FutureBrand has developed a three-tiered system for examining and ranking country brands. The Country Brand Index incorporates global quantitative research, expert opinions, and relevant secondary sources for statistics that link brand equity to assets, growth and expansion. The result is a unique evaluation system that provides the basis of our rankings and insights about the complexities and dynamics of country brands. The 2009 survey tracks the perceptions of approximately 3,000 international business and leisure travelers from nine countries—the US, the UK, China, Australia, Japan, Brazil, UAE, Germany and Russia. Participants were screened to include frequent international travelers (who travel internationally more than once a year) between the ages of 21 and 65, with a balanced split between men and women.

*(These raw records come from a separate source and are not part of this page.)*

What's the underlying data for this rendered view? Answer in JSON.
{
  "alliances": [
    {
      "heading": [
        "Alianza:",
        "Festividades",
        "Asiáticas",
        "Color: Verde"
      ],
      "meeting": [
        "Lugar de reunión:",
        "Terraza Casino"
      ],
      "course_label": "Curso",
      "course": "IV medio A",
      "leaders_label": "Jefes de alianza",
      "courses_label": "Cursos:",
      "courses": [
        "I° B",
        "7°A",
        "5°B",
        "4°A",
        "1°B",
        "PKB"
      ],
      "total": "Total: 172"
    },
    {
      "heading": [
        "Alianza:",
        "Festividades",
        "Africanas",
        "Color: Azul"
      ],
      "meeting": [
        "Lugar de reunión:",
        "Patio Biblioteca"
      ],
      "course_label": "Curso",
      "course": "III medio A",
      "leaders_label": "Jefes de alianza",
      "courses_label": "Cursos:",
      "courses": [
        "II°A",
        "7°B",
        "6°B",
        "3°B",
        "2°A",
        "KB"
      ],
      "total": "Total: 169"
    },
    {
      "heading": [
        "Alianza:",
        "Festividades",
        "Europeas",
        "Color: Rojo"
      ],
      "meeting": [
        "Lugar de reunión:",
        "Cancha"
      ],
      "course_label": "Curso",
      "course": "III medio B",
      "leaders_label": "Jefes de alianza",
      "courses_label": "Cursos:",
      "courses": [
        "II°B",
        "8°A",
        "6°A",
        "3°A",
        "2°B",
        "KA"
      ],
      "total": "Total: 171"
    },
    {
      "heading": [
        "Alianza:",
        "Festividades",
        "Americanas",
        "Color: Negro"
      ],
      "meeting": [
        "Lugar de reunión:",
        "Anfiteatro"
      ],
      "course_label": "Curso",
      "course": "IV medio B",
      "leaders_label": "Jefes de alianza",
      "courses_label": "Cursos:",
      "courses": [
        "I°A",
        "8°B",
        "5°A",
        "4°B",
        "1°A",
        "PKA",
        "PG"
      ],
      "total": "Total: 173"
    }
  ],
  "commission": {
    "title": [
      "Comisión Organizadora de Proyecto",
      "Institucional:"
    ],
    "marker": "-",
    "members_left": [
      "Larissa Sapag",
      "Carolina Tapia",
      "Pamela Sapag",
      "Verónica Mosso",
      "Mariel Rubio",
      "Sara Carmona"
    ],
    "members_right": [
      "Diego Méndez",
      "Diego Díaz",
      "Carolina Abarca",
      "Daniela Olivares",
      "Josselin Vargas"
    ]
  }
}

Respondent perceptions of 102 country brands were quantified through questions about behavior around destination selection; country associations across an array of 29 image attributes; and overall awareness, familiarity, past visits, intent to visit, and willingness to recommend destinations to others. Survey results were aggregated and weighted in proportion to regional volume of travel consumption. This was done in order to minimize potential bias around preferred locations from respondents from regions that may have been over-represented in the sample. Our 2009 expert panel consists of 47 travel, tourism and hospitality professionals who are not associated with one specific destination.